Er argumentierte, dass der neue Trainer ohnehin schon vor einem anspruchsvollen Sommer mit Kaderveränderungen, Rekrutierung und taktischer Anpassung steht.
Zusätzliche Unruhe auf Führungsebene mache die Aufgabe nur noch schwieriger.
„Er muss die Mittel und auch das Umfeld bekommen, um das zu schaffen.“
Lynch schloss mit vielleicht der wichtigsten Beobachtung der Diskussion.
„Ich glaube im Moment nicht, dass Liverpool ihm das bei all den Veränderungen, die gerade stattfinden, bietet.“
Michael Edwards’ Abschied von Liverpool wird Transferverhandlungen oder den täglichen Fußballbetrieb vielleicht nicht dramatisch beeinflussen.

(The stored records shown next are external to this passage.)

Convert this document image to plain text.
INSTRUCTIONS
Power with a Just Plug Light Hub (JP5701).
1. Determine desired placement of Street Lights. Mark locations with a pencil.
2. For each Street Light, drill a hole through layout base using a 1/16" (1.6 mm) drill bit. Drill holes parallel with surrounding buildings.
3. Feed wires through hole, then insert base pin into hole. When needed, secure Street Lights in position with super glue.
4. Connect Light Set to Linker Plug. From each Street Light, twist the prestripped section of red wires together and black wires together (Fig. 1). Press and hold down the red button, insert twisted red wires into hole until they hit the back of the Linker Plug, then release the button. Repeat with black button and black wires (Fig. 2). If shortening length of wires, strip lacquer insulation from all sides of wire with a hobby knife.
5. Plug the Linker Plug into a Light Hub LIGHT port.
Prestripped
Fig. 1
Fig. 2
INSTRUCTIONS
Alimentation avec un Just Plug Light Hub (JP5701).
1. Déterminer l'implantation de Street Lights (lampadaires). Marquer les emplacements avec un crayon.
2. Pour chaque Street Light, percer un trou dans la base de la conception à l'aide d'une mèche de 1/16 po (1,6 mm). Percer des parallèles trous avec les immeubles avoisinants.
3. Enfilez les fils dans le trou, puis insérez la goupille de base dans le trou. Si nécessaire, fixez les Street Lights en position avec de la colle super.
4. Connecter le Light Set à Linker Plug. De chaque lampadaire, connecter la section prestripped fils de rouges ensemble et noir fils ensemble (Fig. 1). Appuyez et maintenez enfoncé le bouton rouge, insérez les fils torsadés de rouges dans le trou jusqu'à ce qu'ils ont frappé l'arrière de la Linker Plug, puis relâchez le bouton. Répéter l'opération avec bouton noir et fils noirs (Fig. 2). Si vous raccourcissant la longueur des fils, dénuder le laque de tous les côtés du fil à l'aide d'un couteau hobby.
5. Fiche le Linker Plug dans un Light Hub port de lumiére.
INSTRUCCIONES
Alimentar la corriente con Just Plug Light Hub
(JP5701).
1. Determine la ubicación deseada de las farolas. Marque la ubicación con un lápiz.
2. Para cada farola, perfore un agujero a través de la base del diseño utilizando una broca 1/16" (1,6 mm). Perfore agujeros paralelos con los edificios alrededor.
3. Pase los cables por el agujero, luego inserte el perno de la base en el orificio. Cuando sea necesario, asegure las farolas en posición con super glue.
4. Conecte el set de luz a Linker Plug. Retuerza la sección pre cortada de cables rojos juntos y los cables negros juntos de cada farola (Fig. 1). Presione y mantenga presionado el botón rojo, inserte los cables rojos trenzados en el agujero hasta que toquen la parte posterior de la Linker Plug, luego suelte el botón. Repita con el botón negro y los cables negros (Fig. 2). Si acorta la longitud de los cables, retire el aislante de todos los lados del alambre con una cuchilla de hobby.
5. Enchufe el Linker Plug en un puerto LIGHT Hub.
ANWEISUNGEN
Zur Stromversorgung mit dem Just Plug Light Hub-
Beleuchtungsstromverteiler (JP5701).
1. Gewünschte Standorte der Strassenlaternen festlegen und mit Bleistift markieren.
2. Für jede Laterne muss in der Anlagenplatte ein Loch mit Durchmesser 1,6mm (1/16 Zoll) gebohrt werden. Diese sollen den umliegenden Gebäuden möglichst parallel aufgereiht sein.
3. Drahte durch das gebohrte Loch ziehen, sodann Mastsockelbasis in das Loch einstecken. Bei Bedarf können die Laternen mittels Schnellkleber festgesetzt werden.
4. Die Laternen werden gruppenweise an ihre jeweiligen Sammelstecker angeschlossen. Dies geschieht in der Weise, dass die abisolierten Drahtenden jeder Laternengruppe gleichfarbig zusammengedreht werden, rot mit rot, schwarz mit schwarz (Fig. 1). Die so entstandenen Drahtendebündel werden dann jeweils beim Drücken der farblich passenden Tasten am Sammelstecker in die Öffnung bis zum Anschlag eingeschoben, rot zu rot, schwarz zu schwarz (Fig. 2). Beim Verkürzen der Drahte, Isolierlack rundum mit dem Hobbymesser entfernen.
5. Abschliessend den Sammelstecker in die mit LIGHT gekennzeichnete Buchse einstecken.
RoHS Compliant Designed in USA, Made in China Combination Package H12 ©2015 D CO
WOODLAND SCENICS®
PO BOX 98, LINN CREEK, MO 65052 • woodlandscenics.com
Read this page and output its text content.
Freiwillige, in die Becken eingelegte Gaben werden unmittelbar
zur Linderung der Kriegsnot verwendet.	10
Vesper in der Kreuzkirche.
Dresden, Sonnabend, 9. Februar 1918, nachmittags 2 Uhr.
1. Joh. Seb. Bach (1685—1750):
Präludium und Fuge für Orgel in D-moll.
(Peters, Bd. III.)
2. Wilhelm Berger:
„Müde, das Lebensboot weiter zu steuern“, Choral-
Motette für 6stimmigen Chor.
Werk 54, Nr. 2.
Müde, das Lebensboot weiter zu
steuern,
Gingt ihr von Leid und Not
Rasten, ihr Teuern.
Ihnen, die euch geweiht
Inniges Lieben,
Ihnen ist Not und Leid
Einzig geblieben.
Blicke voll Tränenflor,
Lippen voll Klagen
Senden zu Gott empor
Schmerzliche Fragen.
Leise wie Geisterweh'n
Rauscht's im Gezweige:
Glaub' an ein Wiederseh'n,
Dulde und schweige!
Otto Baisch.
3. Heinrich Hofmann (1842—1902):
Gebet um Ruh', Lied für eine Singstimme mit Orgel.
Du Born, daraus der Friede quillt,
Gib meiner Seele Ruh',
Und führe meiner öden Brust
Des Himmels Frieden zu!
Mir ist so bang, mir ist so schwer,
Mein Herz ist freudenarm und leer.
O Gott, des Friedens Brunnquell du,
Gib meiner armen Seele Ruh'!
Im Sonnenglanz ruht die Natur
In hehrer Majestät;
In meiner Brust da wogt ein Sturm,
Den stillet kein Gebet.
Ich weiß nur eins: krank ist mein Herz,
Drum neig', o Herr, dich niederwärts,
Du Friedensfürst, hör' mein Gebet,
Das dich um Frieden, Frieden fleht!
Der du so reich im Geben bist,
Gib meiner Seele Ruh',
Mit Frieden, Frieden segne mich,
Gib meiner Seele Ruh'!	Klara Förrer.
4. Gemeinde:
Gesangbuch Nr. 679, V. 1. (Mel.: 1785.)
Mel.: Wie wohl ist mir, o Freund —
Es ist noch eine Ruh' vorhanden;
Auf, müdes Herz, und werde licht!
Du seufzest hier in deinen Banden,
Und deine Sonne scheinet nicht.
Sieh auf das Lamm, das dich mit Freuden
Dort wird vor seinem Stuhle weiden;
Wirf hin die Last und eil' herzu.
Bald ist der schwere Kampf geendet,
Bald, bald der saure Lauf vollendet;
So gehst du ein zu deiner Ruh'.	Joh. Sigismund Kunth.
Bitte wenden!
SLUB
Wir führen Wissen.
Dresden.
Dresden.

Doch das Gespräch zwischen Eddie Gibbs und David Lynch deutete darauf hin, dass er für etwas viel Größeres steht.
Liverpool bleibt einer von Europas Eliteklubs, doch anhaltender Erfolg wurde oft ebenso sehr auf Kontinuität hinter den Kulissen aufgebaut wie auf Exzellenz auf dem Platz.
Während Iraola an der Anfield Road eine neue Ära beginnt, könnte die Wiederherstellung dieser Stabilität genauso wichtig werden wie die Verpflichtung des nächsten Starspielers.
Dieser Artikel wurde mithilfe künstlicher Intelligenz ins Deutsche übersetzt. Die Originalversion auf 🏴 kannst du hier lesen.